Leadership transition: Steve Mollenkopf takes the helm amid growing ecosystem tensions
A CEO change brings a more technical operator into the top job, but it doesn’t immediately resolve Qualcomm’s reputation and ecosystem friction. Even as the company continues to grow, external pressure starts compounding.
2015 pressure cooker: China licensing dispute and the Jana Partners breakup push
Qualcomm’s licensing model draws scrutiny from both governments and activists. Jana Partners argues Qualcomm should separate its high-margin licensing arm from its chip business, echoing broader semiconductor-industry restructuring trends.
Broadcom/Avago’s roll-up playbook and the “semiconductor private equity” model
The conversation reframes Broadcom as the Avago-led consolidator pursuing leverage-driven acquisitions and profit extraction. This strategy is contrasted with R&D-heavy innovation models, based on a belief that Moore’s Law-era growth is slowing.
Qualcomm avoids the breakup—and why keeping licensing + chips together matters
Qualcomm fends off Jana Partners and keeps its two-core structure intact. The hosts hint that strategic logic ties the licensing engine and chip business together, even if Wall Street often prefers separation.
The $117B hostile takeover attempt: Broadcom vs. Qualcomm
Broadcom attempts a massive hostile acquisition of Qualcomm, financed largely with debt, which would have fundamentally altered Qualcomm’s long-term operating posture. The scale of leverage suggests Qualcomm would effectively be paying down acquisition debt for years.
National security intervention: U.S. blocks the deal and Qualcomm’s political capital shows
The Trump administration blocks the takeover on national security grounds, in part due to Broadcom’s international ties and business exposure. The hosts interpret the outcome as both strategically important for the U.S. semiconductor base and a testament to Qualcomm’s lobbying relationships.
2017 inflection point: FTC and Apple sue Qualcomm over licensing practices
The episode narrows in on the defining modern conflict: Apple and the FTC allege Qualcomm used its dominant modem position to impose excessive fees. This section positions the lawsuit as the best lens for understanding Qualcomm’s strategic power.
Apple’s dependency stack: CPUs vs. RF/modems and the inevitability of Qualcomm royalties
Even as Apple transitions from Samsung processors to its own A-series chips, Qualcomm remains embedded via cellular technologies and patents. The discussion separates Apple’s CPU independence from its continued need for Qualcomm RF/modem capabilities and licensing.

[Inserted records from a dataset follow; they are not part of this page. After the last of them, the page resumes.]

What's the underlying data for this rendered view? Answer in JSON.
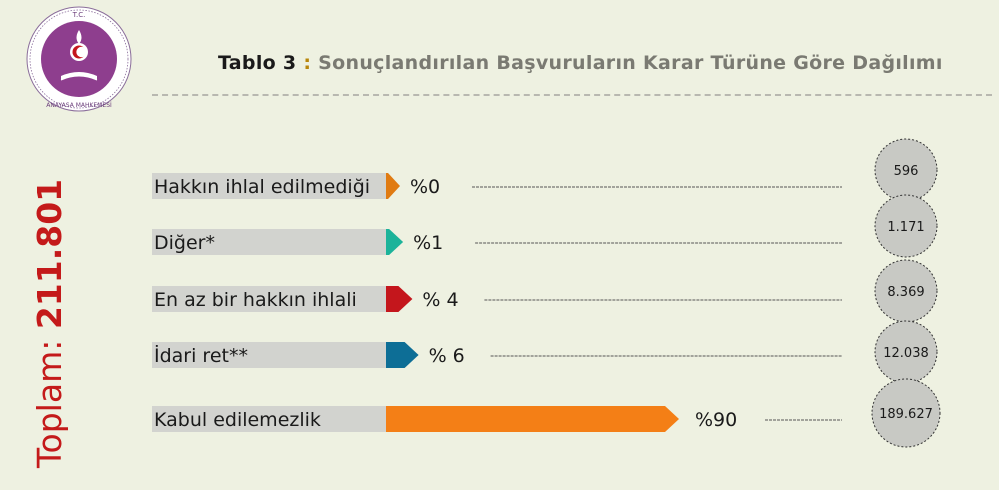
{
  "header": {
    "title_lead": "Tablo 3",
    "title_colon": " : ",
    "title_rest": "Sonuçlandırılan Başvuruların Karar Türüne Göre Dağılımı",
    "logo_top_text": "T.C.",
    "logo_bottom_text": "ANAYASA MAHKEMESİ"
  },
  "total": {
    "label": "Toplam: ",
    "value": "211.801"
  },
  "colors": {
    "background": "#eef1e1",
    "label_bar": "#d2d3cf",
    "circle": "#c8c9c4"
  },
  "chart_data": {
    "type": "bar",
    "orientation": "horizontal",
    "categories": [
      "Hakkın ihlal edilmediği",
      "Diğer*",
      "En az bir hakkın ihlali",
      "İdari ret**",
      "Kabul edilemezlik"
    ],
    "percent_labels": [
      "%0",
      "%1",
      "% 4",
      "% 6",
      "%90"
    ],
    "percents": [
      0,
      1,
      4,
      6,
      90
    ],
    "counts": [
      596,
      1171,
      8369,
      12038,
      189627
    ],
    "count_labels": [
      "596",
      "1.171",
      "8.369",
      "12.038",
      "189.627"
    ],
    "bar_colors": [
      "#e07b12",
      "#1cb39a",
      "#c4161c",
      "#0d6e96",
      "#f47f16"
    ]
  }
}
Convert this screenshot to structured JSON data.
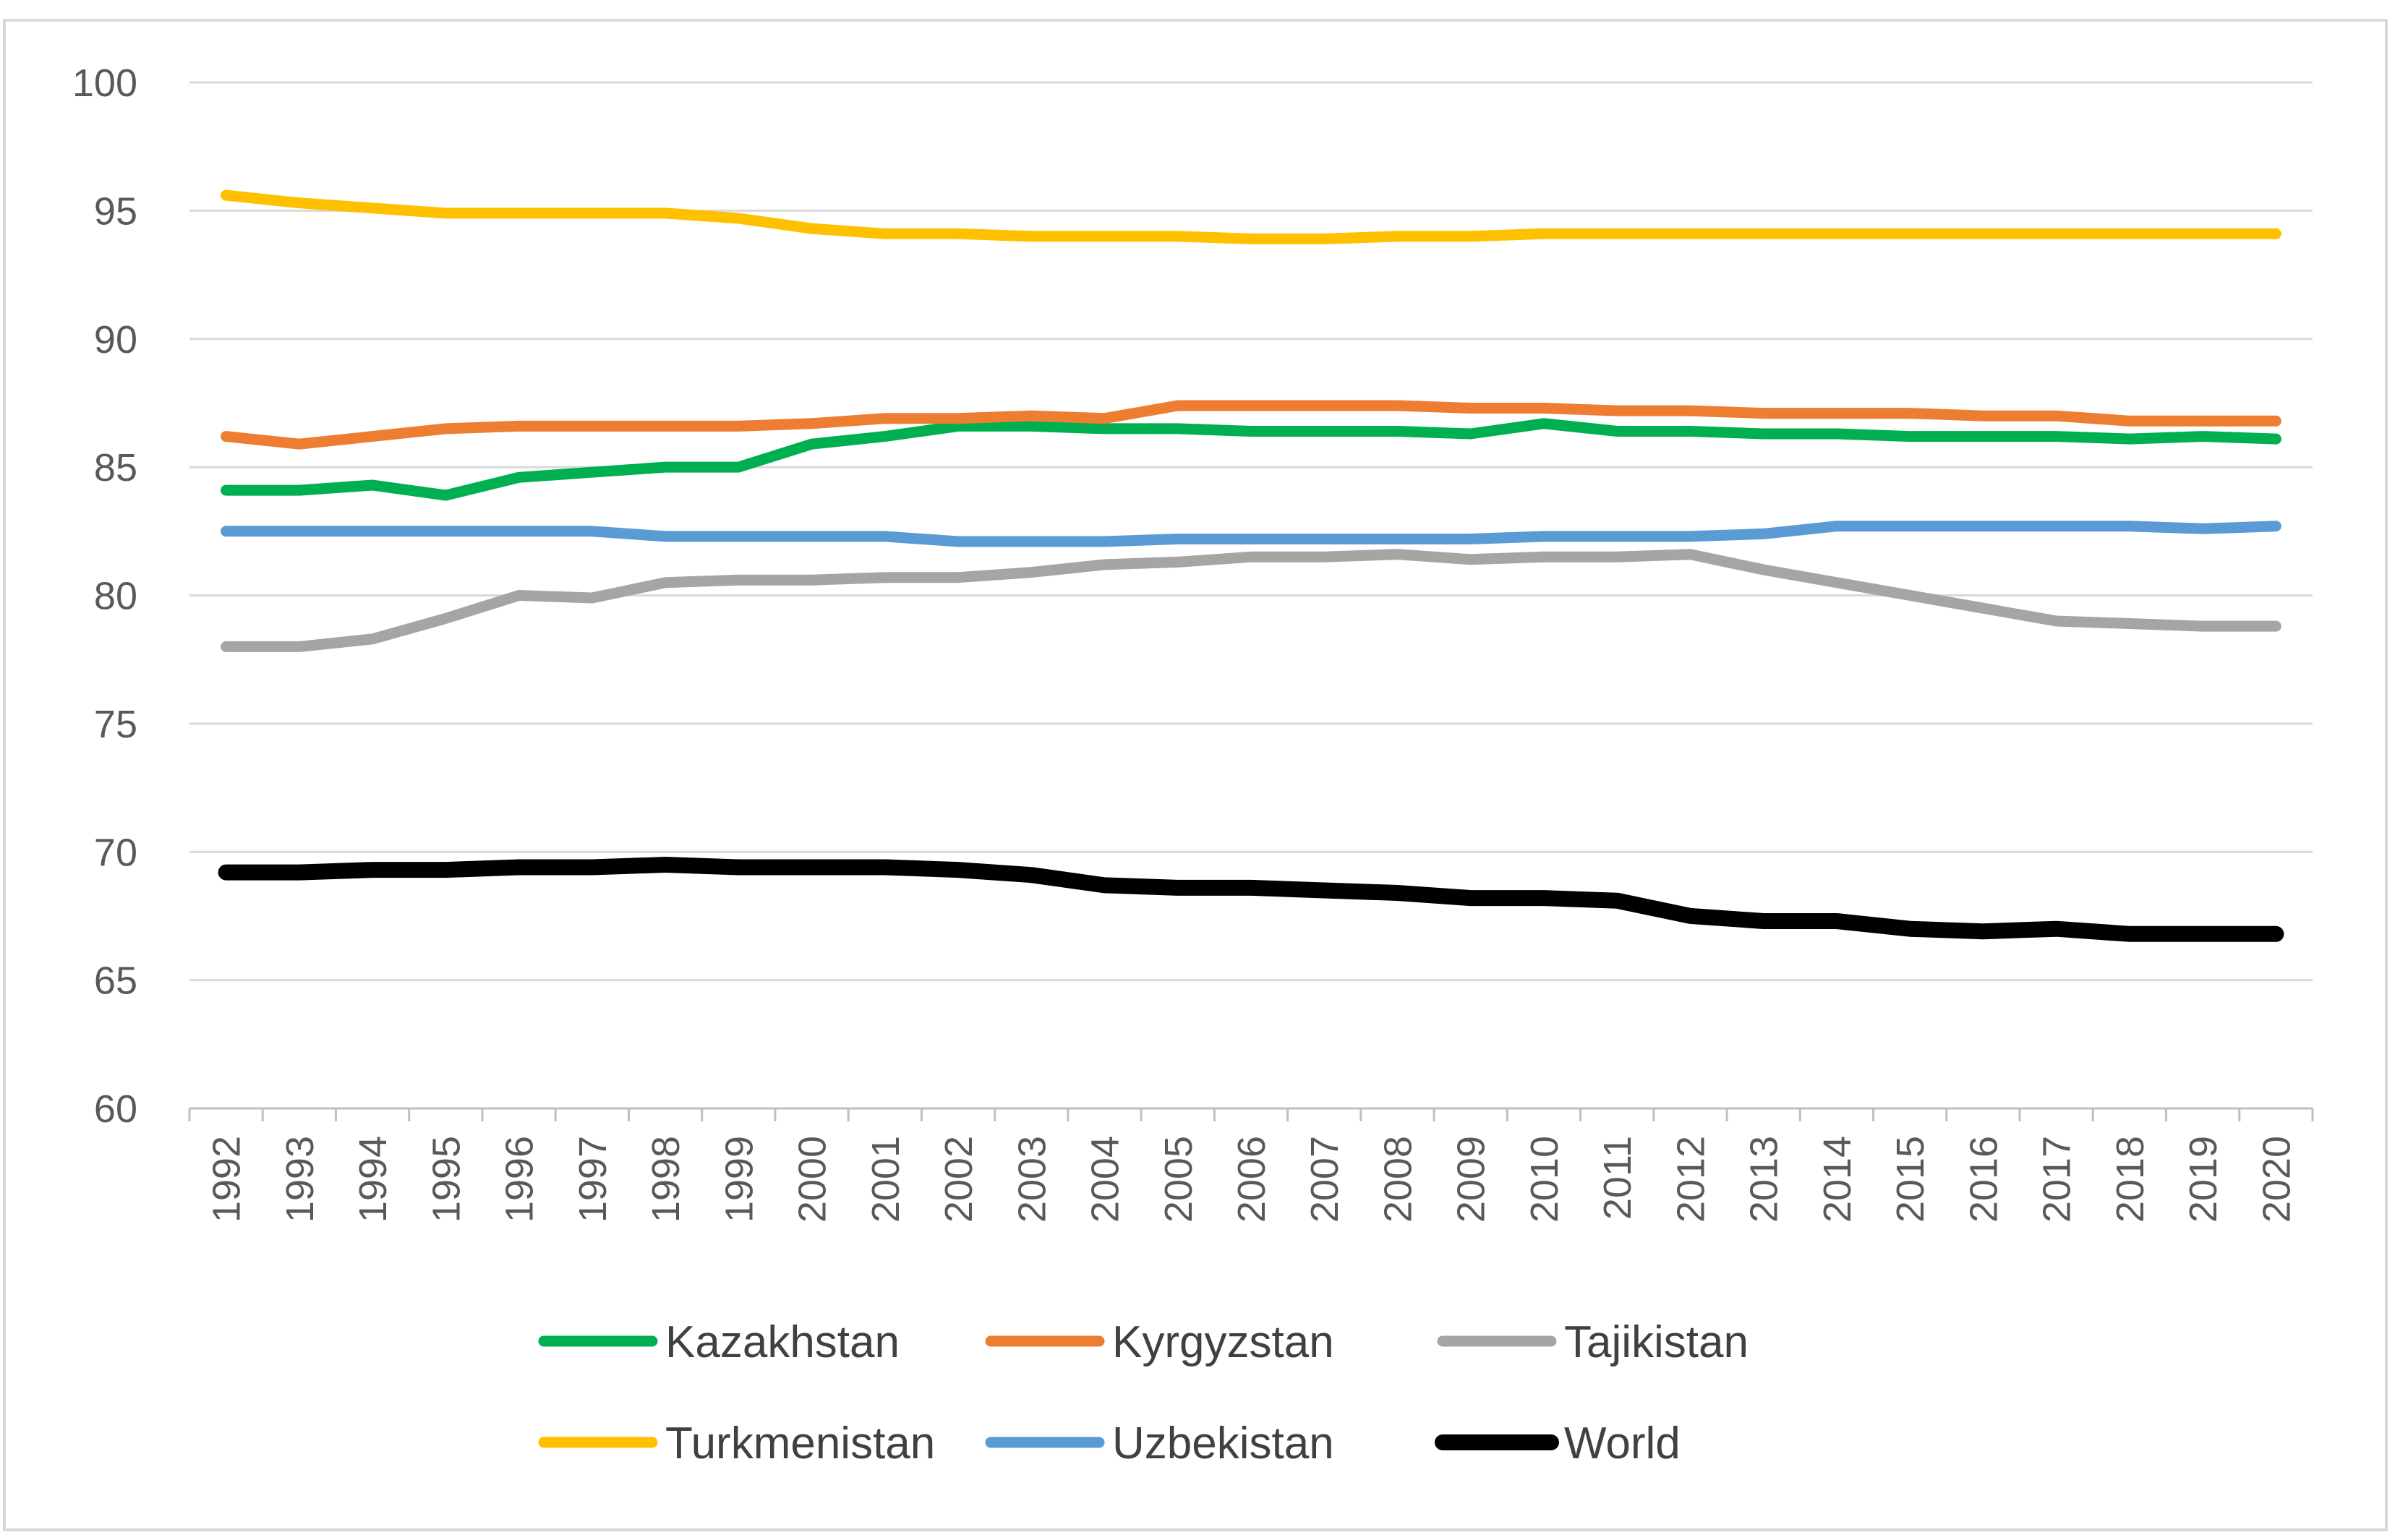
{
  "chart_data": {
    "type": "line",
    "title": "",
    "xlabel": "",
    "ylabel": "",
    "ylim": [
      60,
      100
    ],
    "yticks": [
      60,
      65,
      70,
      75,
      80,
      85,
      90,
      95,
      100
    ],
    "grid": true,
    "legend_position": "bottom",
    "x": [
      "1992",
      "1993",
      "1994",
      "1995",
      "1996",
      "1997",
      "1998",
      "1999",
      "2000",
      "2001",
      "2002",
      "2003",
      "2004",
      "2005",
      "2006",
      "2007",
      "2008",
      "2009",
      "2010",
      "2011",
      "2012",
      "2013",
      "2014",
      "2015",
      "2016",
      "2017",
      "2018",
      "2019",
      "2020"
    ],
    "series": [
      {
        "name": "Kazakhstan",
        "color": "#00b050",
        "values": [
          84.1,
          84.1,
          84.3,
          83.9,
          84.6,
          84.8,
          85.0,
          85.0,
          85.9,
          86.2,
          86.6,
          86.6,
          86.5,
          86.5,
          86.4,
          86.4,
          86.4,
          86.3,
          86.7,
          86.4,
          86.4,
          86.3,
          86.3,
          86.2,
          86.2,
          86.2,
          86.1,
          86.2,
          86.1
        ]
      },
      {
        "name": "Kyrgyzstan",
        "color": "#ed7d31",
        "values": [
          86.2,
          85.9,
          86.2,
          86.5,
          86.6,
          86.6,
          86.6,
          86.6,
          86.7,
          86.9,
          86.9,
          87.0,
          86.9,
          87.4,
          87.4,
          87.4,
          87.4,
          87.3,
          87.3,
          87.2,
          87.2,
          87.1,
          87.1,
          87.1,
          87.0,
          87.0,
          86.8,
          86.8,
          86.8
        ]
      },
      {
        "name": "Tajikistan",
        "color": "#a5a5a5",
        "values": [
          78.0,
          78.0,
          78.3,
          79.1,
          80.0,
          79.9,
          80.5,
          80.6,
          80.6,
          80.7,
          80.7,
          80.9,
          81.2,
          81.3,
          81.5,
          81.5,
          81.6,
          81.4,
          81.5,
          81.5,
          81.6,
          81.0,
          80.5,
          80.0,
          79.5,
          79.0,
          78.9,
          78.8,
          78.8
        ]
      },
      {
        "name": "Turkmenistan",
        "color": "#ffc000",
        "values": [
          95.6,
          95.3,
          95.1,
          94.9,
          94.9,
          94.9,
          94.9,
          94.7,
          94.3,
          94.1,
          94.1,
          94.0,
          94.0,
          94.0,
          93.9,
          93.9,
          94.0,
          94.0,
          94.1,
          94.1,
          94.1,
          94.1,
          94.1,
          94.1,
          94.1,
          94.1,
          94.1,
          94.1,
          94.1
        ]
      },
      {
        "name": "Uzbekistan",
        "color": "#5b9bd5",
        "values": [
          82.5,
          82.5,
          82.5,
          82.5,
          82.5,
          82.5,
          82.3,
          82.3,
          82.3,
          82.3,
          82.1,
          82.1,
          82.1,
          82.2,
          82.2,
          82.2,
          82.2,
          82.2,
          82.3,
          82.3,
          82.3,
          82.4,
          82.7,
          82.7,
          82.7,
          82.7,
          82.7,
          82.6,
          82.7
        ]
      },
      {
        "name": "World",
        "color": "#000000",
        "values": [
          69.2,
          69.2,
          69.3,
          69.3,
          69.4,
          69.4,
          69.5,
          69.4,
          69.4,
          69.4,
          69.3,
          69.1,
          68.7,
          68.6,
          68.6,
          68.5,
          68.4,
          68.2,
          68.2,
          68.1,
          67.5,
          67.3,
          67.3,
          67.0,
          66.9,
          67.0,
          66.8,
          66.8,
          66.8
        ]
      }
    ]
  }
}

The money: Qualcomm’s per-iPhone economics and why Apple saw “greed”
The hosts walk through the economics Qualcomm sought from Apple—royalties plus chip pricing—showing why the totals became enormous at iPhone scale. The financial magnitude explains why Apple pursued leverage and litigation.

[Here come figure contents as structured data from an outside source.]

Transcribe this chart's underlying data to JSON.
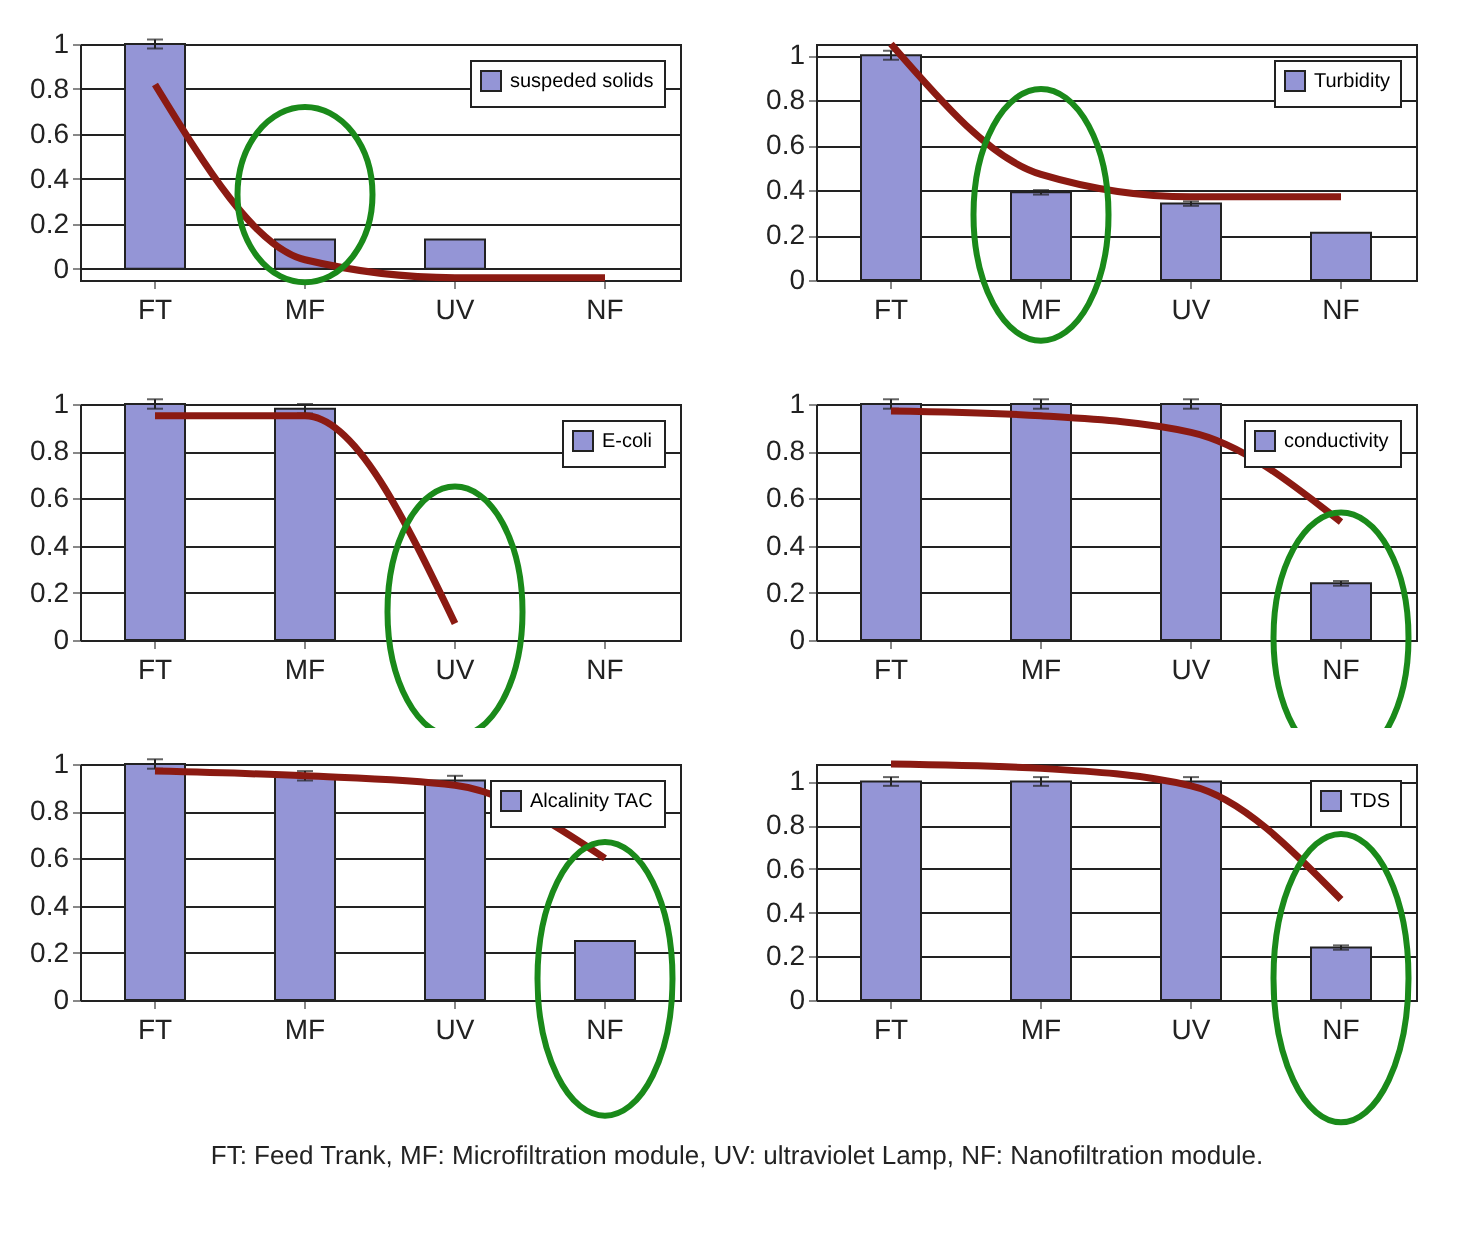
{
  "chart_data": [
    {
      "type": "bar",
      "categories": [
        "FT",
        "MF",
        "UV",
        "NF"
      ],
      "ylim": [
        -0.05,
        1
      ],
      "yticks": [
        0,
        0.2,
        0.4,
        0.6,
        0.8,
        1
      ],
      "grid": "y",
      "legend": "top right",
      "series": [
        {
          "name": "suspeded solids",
          "color": "#9495d6",
          "values": [
            1,
            0.13,
            0.13,
            0
          ],
          "errors": [
            0.02,
            null,
            null,
            null
          ]
        },
        {
          "type": "line",
          "color": "#8b1a12",
          "values": [
            0.82,
            0.04,
            -0.04,
            -0.04
          ]
        }
      ]
    },
    {
      "type": "bar",
      "categories": [
        "FT",
        "MF",
        "UV",
        "NF"
      ],
      "ylim": [
        0,
        1.05
      ],
      "yticks": [
        0,
        0.2,
        0.4,
        0.6,
        0.8,
        1
      ],
      "grid": "y",
      "legend": "top right",
      "series": [
        {
          "name": "Turbidity",
          "color": "#9495d6",
          "values": [
            1,
            0.39,
            0.34,
            0.21
          ],
          "errors": [
            0.02,
            0.01,
            0.01,
            null
          ]
        },
        {
          "type": "line",
          "color": "#8b1a12",
          "values": [
            1.05,
            0.47,
            0.37,
            0.37
          ]
        }
      ]
    },
    {
      "type": "bar",
      "categories": [
        "FT",
        "MF",
        "UV",
        "NF"
      ],
      "ylim": [
        0,
        1
      ],
      "yticks": [
        0,
        0.2,
        0.4,
        0.6,
        0.8,
        1
      ],
      "grid": "y",
      "legend": "top right",
      "series": [
        {
          "name": "E-coli",
          "color": "#9495d6",
          "values": [
            1,
            0.98,
            0,
            0
          ],
          "errors": [
            0.02,
            0.02,
            null,
            null
          ]
        },
        {
          "type": "line",
          "color": "#8b1a12",
          "values": [
            0.95,
            0.95,
            0.07,
            null
          ]
        }
      ]
    },
    {
      "type": "bar",
      "categories": [
        "FT",
        "MF",
        "UV",
        "NF"
      ],
      "ylim": [
        0,
        1
      ],
      "yticks": [
        0,
        0.2,
        0.4,
        0.6,
        0.8,
        1
      ],
      "grid": "y",
      "legend": "top right",
      "series": [
        {
          "name": "conductivity",
          "color": "#9495d6",
          "values": [
            1,
            1,
            1,
            0.24
          ],
          "errors": [
            0.02,
            0.02,
            0.02,
            0.01
          ]
        },
        {
          "type": "line",
          "color": "#8b1a12",
          "values": [
            0.97,
            0.95,
            0.88,
            0.5
          ]
        }
      ]
    },
    {
      "type": "bar",
      "categories": [
        "FT",
        "MF",
        "UV",
        "NF"
      ],
      "ylim": [
        0,
        1
      ],
      "yticks": [
        0,
        0.2,
        0.4,
        0.6,
        0.8,
        1
      ],
      "grid": "y",
      "legend": "top right",
      "series": [
        {
          "name": "Alcalinity TAC",
          "color": "#9495d6",
          "values": [
            1,
            0.95,
            0.93,
            0.25
          ],
          "errors": [
            0.02,
            0.02,
            0.02,
            null
          ]
        },
        {
          "type": "line",
          "color": "#8b1a12",
          "values": [
            0.97,
            0.95,
            0.91,
            0.6
          ]
        }
      ]
    },
    {
      "type": "bar",
      "categories": [
        "FT",
        "MF",
        "UV",
        "NF"
      ],
      "ylim": [
        0,
        1.08
      ],
      "yticks": [
        0,
        0.2,
        0.4,
        0.6,
        0.8,
        1
      ],
      "grid": "y",
      "legend": "top right",
      "annotations": [
        "FT: Feed Trank, MF: Microfiltration module, UV: ultraviolet Lamp, NF: Nanofiltration module."
      ],
      "series": [
        {
          "name": "TDS",
          "color": "#9495d6",
          "values": [
            1,
            1,
            1,
            0.24
          ],
          "errors": [
            0.02,
            0.02,
            0.02,
            0.01
          ]
        },
        {
          "type": "line",
          "color": "#8b1a12",
          "values": [
            1.08,
            1.06,
            0.98,
            0.46
          ]
        }
      ]
    }
  ]
}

Contractual leverage and coercion claims: WiMAX pressure and the $1B penalty clause
Beyond dollars, the lawsuit surfaces behavior that Apple characterizes as coercive: pushing Apple to denounce competitor technology and imposing harsh penalties for switching suppliers. These provisions illustrate how Qualcomm protected its dominance.
FRAND and standards-essential patents: the legal theory behind Apple’s claims
The discussion explains that owning standards-essential patents comes with obligations to license on fair, reasonable, and non-discriminatory terms. Apple argues Qualcomm violated FRAND by using its standards position to extract unreasonable pricing.
Intel modems, the race to 5G, and the settlement: Apple returns to Qualcomm
Apple briefly ships certain iPhones with Intel modems, but performance and roadmap gaps widen as 5G approaches. Fearing a missed 5G cycle, Apple settles and resumes reliance on Qualcomm.